On Tuesday morning, city officials attempted to hold a ceremony that would ostensibly mark the end of a yearslong dispute that came to a head four years ago when hundreds of families were evicted from the neighborhood to make way for a development by the Phanimex company.
City Hall initially offered residents whom they deemed eligible one of three compensation packages: 35 families were offered an apartment in one of eight blocks built by the Phanimex at the site; 85 were given a choice between $5,000 or a house in Andong village in Kandal province; and 34 were offered $3,000. But the ceremony was called off after activists crashed the meeting in protest of all of the offers, which they said were insufficient, and the lack of deals for 29 additional families living at the site.
Mean Chanyada, the municipal chief of administration, said 82 families have since visited the Prampi Makara district office to sign the compensation agreements.
Of the group, 39 families took $5,000 compensation, while 16 received a $3,000 payment and four agreed to move to Andong. He said a new deal was also struck for 23 additional residents to receive $2,000 and relocate to Kandal.
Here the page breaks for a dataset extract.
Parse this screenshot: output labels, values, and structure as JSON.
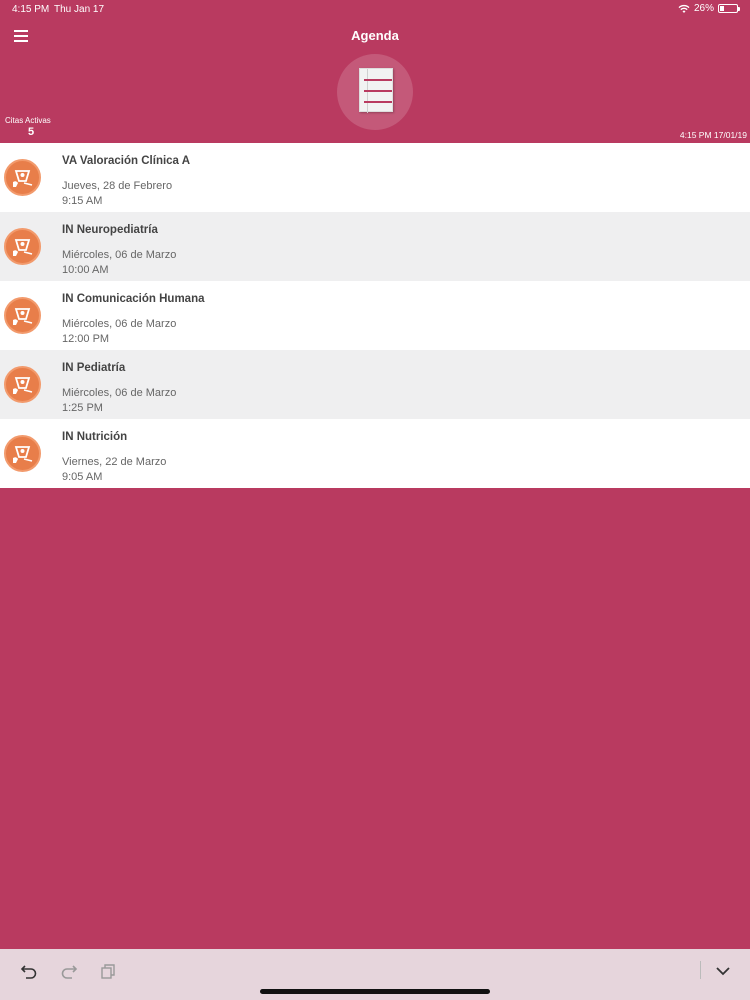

About 10 makeshift shelters in Borei Keila were knocked down on Thursday as residents began moving from the slum that was created on the edge of the eviction site. (Phanimex backed out of its promise to build 10 apartment blocks, building only eight and leaving many families homeless.)
Kim Hong, a former Borei Keila resident who accepted $5,000, said he was far from pleased. “I’m not happy; $5,000 cannot buy me a new house because everything is so expensive,” he said.